The U.S. built 18 Ohio-class ballistic missile submarines (SSBNs) between 1976 and 1997. In 2002, four of these SSBNs were converted into cruise-missile submarines, also known as guided-missile submarines or SSGNs.

Ohio submarine
Russia's newest submarine, the Belgorod, is now the longest in the world, longer even than the U.S. current longest submarine, the Ohio-class. In this photo, a USS Ohio (SSGN 726), a US guided missile submarine is docked at a South Korean naval base in the port city of Busan.
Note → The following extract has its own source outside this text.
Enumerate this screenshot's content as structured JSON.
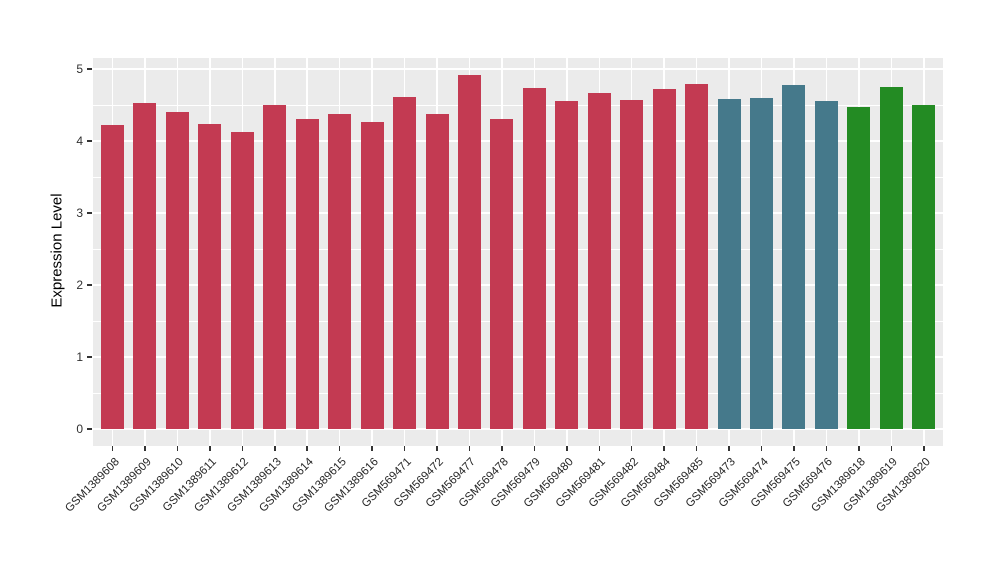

KIM JAE-HWAN/AFP via Getty Images

For submarine expert and author H. I. Sutton, the Navy's Ohio-class SSGN is the number one most advanced submarine in the world, according to a list he compiled in 2020.
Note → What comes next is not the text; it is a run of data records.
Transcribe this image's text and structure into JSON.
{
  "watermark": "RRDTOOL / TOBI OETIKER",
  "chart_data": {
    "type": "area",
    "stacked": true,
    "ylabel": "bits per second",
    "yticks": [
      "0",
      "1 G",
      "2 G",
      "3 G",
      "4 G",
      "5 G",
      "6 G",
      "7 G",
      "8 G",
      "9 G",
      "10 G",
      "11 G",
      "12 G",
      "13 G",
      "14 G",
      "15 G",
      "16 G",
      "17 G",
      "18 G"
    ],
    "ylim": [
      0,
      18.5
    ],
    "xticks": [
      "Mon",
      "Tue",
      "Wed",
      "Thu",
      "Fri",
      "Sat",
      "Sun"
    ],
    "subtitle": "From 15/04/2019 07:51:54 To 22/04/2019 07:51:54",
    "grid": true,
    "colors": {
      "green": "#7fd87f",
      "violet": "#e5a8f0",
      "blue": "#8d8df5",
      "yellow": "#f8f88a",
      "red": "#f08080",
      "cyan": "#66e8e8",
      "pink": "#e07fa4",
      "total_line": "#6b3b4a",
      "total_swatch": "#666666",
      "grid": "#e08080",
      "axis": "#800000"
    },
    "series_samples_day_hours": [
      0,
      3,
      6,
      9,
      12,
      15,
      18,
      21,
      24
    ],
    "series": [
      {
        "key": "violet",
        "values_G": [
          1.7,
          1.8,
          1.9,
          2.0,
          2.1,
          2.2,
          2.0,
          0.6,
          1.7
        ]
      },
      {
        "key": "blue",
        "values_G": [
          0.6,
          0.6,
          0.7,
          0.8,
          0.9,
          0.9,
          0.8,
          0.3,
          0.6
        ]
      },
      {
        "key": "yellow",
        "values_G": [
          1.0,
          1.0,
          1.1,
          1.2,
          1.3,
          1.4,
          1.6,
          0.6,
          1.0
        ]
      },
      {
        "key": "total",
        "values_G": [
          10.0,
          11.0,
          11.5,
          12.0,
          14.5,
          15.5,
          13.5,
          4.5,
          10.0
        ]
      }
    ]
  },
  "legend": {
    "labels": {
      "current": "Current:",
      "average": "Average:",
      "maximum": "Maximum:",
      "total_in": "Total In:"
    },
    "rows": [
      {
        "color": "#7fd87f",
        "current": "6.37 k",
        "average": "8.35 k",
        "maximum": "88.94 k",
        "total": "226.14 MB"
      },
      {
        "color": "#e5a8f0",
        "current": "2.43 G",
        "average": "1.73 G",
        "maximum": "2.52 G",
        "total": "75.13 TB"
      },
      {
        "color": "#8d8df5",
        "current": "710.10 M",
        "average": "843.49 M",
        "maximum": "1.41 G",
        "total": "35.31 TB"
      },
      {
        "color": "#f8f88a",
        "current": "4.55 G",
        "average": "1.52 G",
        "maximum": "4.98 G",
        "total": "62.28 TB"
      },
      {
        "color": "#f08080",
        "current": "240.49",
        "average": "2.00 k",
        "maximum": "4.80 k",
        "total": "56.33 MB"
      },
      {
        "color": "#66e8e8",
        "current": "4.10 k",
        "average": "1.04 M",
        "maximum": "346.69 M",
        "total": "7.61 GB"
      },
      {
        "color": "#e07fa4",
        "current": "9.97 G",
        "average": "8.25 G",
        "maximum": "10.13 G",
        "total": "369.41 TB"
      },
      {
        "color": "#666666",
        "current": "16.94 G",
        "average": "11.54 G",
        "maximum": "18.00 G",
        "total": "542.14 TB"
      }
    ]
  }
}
Sutton wrote that the Ohio-class SSGN can carry a load of up to a maximum of 176 cruise missiles in its torpedo room, a number which he said qualifies the submarine as "the undisputed king of weapons load." Under normal circumstances, the Ohio-class SSGN carries up to 154 Tomahawk land-attack cruise missiles.

"The more torpedoes and missiles a submarine carries, the more targets it can attack," Sutton said.

But how does the undersea king of weapons load compare to the Belgorod?

According to Russia's state-owned news agency TASS, the new Russian submarine will be armed with the Poseidon, the largest torpedo ever developed in the world.

"It is approximately twice the size of submarine-launched ballistic missiles (SLBMs) and thirty times the size of a regular 'heavyweight' torpedo," Sutton said in a recent post analyzing the Russian submarine.

"It is a giant torpedo which can hit coastal cities with devastating results. Compared to an intercontinental ballistic missile it is very slow, but possibly unstoppable," Sutton writes.

The submarine analyst called the Poseidon "unique in the history of the world" and interpreted the weapon as diversification of Russia's nuclear deterrence that could prove very dangerous to the U.S. and anyone posed against Moscow's path.

"Its lack of reliance on satellites and the fact that it literally goes underneath missile defenses make it a slow but inevitable death," Sutton wrote.

According to a report by the U.S. Congressional Research Service (CRS) in April, the Belgorod is capable of carrying up to eight Poseidons.

But Sutton said the Poseidon system "isn't ready" to be launched from the Belgorod. The Covert Shores analyst believes that the Belgorod will likely be used as an intelligence gathering platform, an opinion shared by other experts.